小説 川崎サイト

 

神のいない神社


 その地方を長く支配していた源氏の傍流は、今は途絶えたが、全盛期に神社を建てている。これは既にあった神社を建て直したもので、再建だ。その謂われは分からないが、名前だけは伝わっている。勝尾神社が昔あったと。
 どんな神社だったのか、まったく分かっていなかったので、適当に建てた。その時代によくあるような。これは地元に対してのサービスのようなもの。しかし、その源氏の傍流は消えてしまい、勝尾神社だけが残った。地元の人も古すぎて分からなくなった神社なので、適当なものを祭っていた。ただ、作ってくれたのが源氏だったので、八幡さんを祭った。そういう信仰や馴染みは、この地方にはない。

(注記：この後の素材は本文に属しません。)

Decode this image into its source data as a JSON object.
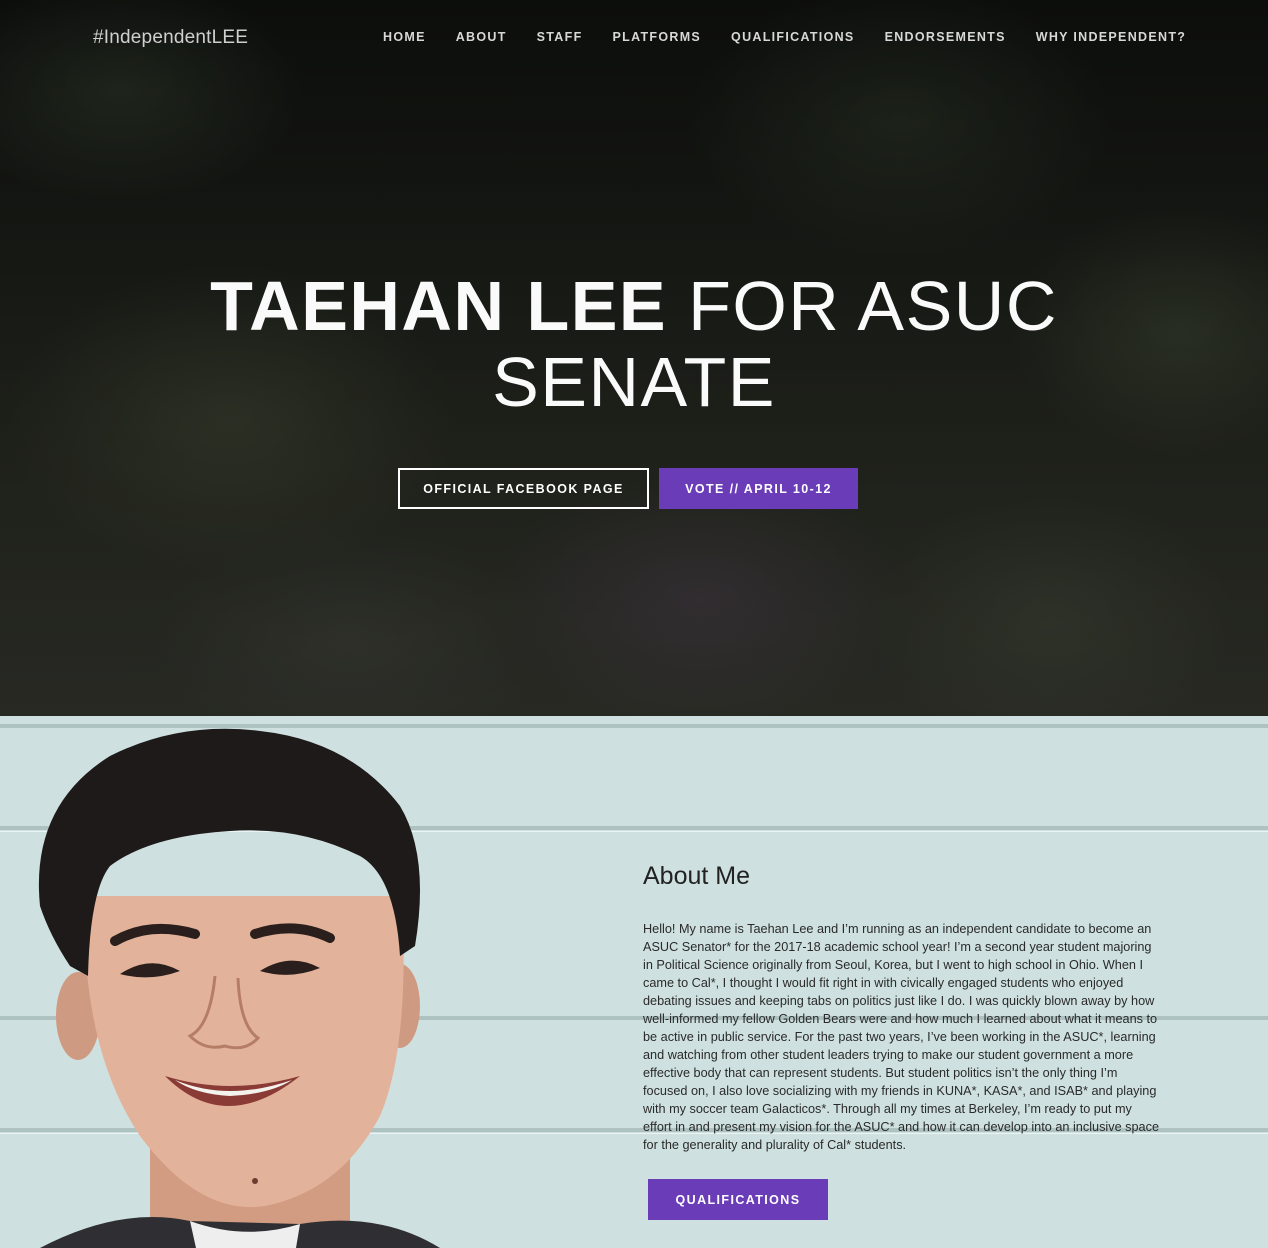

 やがて戦いに効くということで、戦勝祈願の神社になり、大きな戦いで大手柄を立てた武将が出た。
 それで評判が立ち、いくさの神様として有名になる。それは寺の名が勝尾のため。
 神社には氏子がいるが、村々の神社は別にあり、勝尾神社は祈願者の寄付で持っていた。ただ管理は地元の人達がやっているが、氏子ではない。

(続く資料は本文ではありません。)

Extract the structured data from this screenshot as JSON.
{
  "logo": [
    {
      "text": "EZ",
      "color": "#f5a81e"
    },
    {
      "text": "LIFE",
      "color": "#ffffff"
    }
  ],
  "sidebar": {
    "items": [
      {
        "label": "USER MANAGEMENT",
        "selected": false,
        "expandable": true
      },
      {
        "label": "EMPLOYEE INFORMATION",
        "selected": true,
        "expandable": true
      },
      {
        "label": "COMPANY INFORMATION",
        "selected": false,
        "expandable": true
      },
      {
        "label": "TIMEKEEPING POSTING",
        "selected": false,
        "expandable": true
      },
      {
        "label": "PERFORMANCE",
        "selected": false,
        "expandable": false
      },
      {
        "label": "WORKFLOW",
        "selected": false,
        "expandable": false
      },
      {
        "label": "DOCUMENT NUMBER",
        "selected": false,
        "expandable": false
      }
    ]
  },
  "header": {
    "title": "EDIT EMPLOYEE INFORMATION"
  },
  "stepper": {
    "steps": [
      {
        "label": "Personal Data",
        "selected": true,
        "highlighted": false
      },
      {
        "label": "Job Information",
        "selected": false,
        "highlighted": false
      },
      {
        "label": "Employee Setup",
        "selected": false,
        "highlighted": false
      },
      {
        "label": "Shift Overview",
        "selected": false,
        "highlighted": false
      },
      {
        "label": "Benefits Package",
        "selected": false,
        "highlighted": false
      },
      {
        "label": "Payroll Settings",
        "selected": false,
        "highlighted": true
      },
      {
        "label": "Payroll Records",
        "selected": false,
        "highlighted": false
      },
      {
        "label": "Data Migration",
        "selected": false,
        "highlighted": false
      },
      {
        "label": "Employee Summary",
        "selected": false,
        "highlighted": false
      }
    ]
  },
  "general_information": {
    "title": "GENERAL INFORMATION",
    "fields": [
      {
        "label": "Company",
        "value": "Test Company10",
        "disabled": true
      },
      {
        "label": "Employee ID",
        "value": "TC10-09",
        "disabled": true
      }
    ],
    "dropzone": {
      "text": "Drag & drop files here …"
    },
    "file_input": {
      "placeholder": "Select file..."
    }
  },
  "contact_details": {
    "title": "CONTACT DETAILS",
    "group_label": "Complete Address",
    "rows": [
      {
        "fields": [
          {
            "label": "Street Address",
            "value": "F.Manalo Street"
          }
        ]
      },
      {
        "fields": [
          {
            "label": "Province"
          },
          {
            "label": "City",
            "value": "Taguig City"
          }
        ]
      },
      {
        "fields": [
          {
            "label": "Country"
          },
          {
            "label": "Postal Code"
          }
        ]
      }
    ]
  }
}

 しかし、徐々に参る人も少なくなり、大口の寄付なども減った。地元とは関係のない神社なので、そのまま放置してもいいのだが、うんと昔にあったことは伝わっているので、無関係ではないはず。それで、寄付が欲しいので、神社の名前変えた。勝尾の尾がいけない。尻尾、どん尻。

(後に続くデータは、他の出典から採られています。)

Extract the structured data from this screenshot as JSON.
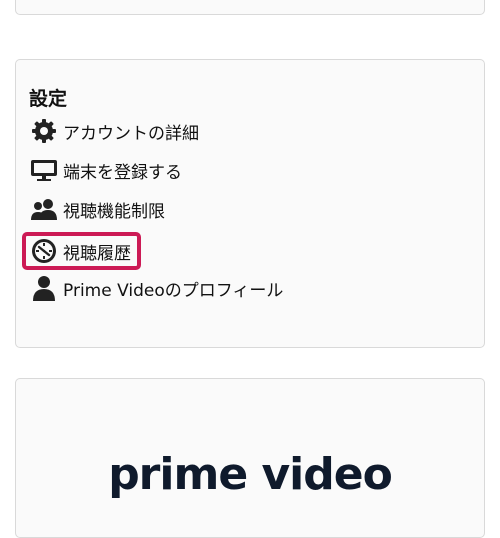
{
  "settings": {
    "title": "設定",
    "items": [
      {
        "label": "アカウントの詳細",
        "icon": "gear-icon"
      },
      {
        "label": "端末を登録する",
        "icon": "monitor-icon"
      },
      {
        "label": "視聴機能制限",
        "icon": "users-icon"
      },
      {
        "label": "視聴履歴",
        "icon": "clock-icon"
      },
      {
        "label": "Prime Videoのプロフィール",
        "icon": "user-icon"
      }
    ]
  },
  "logo": {
    "text": "prime video"
  },
  "colors": {
    "highlight": "#cc1a55",
    "card_border": "#d9d9d9",
    "card_background": "#fafafa",
    "logo_text": "#0f1a2c"
  }
}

 それで勝雄神社とした。これなら英雄で勇ましく、戦勝祈願に特化した名になる。
 これで、再び人気を得たのだが、一時的なことで、さらに戦いなどがなくなった江戸時代に入ると、もう神社はボロボロになる。
 しかし、勝尾神社は八幡さんとは関係がない。源氏の傍流の領主が再建してくれたので、八幡さんを祭っていたが、本当は何を祭っていたのかは分からない。
 時代も穏やかになった頃、この地方に昔あったという勝尾神社を調べた人がいる。
 焼けたらしく、年代は分からないが、今でいえば飛鳥時代まで遡る。こういうのはできるだけ古いほうが格が付くので、分かっていても建立は不明となっていたりするもの。
 難波や大和に都があったような時代に建ち、その後すぐに燃えたらしい。平安時代に、和歌で詠まれている。その時既に燃えたあと。
 廃社や廃寺は結構ある。その中の一つなので、珍しいものではない。
 ただ、どんな神様が祭られていたのかが分からない。
 それで、もう戦勝祈願などで来る人もなくなったので、本来の勝尾神社に戻し、とってつけたような八幡さんもやめた。
 そして地元の人が細々と管理していたのだが、箱はあるが何も祭っていない。空き屋だ。
 所謂神一般を祭っているようなもの。これが案外受けたのか、色に染まっていないためか、江戸の後期になると、遠くから物見湯山で寄る人が増えた。時代がさらに豊かになり、そんな遊び人が増えたのだろう。
 何も祭っていない神社。
 この国にお寺が建ちだした時代に燃えた神社。物部と蘇我が戦っていた時代だろうか。神対仏の。勝尾神社が今日のような神社の姿をしていたかどうかは分からない。神社というより、丘の上にある祭壇だろう。だから神社ではなく、宮。
 その地方は渡来人が多く棲み着いていた。そちら方面からの神様だろう。源氏もそれに関係があるのかもしれない。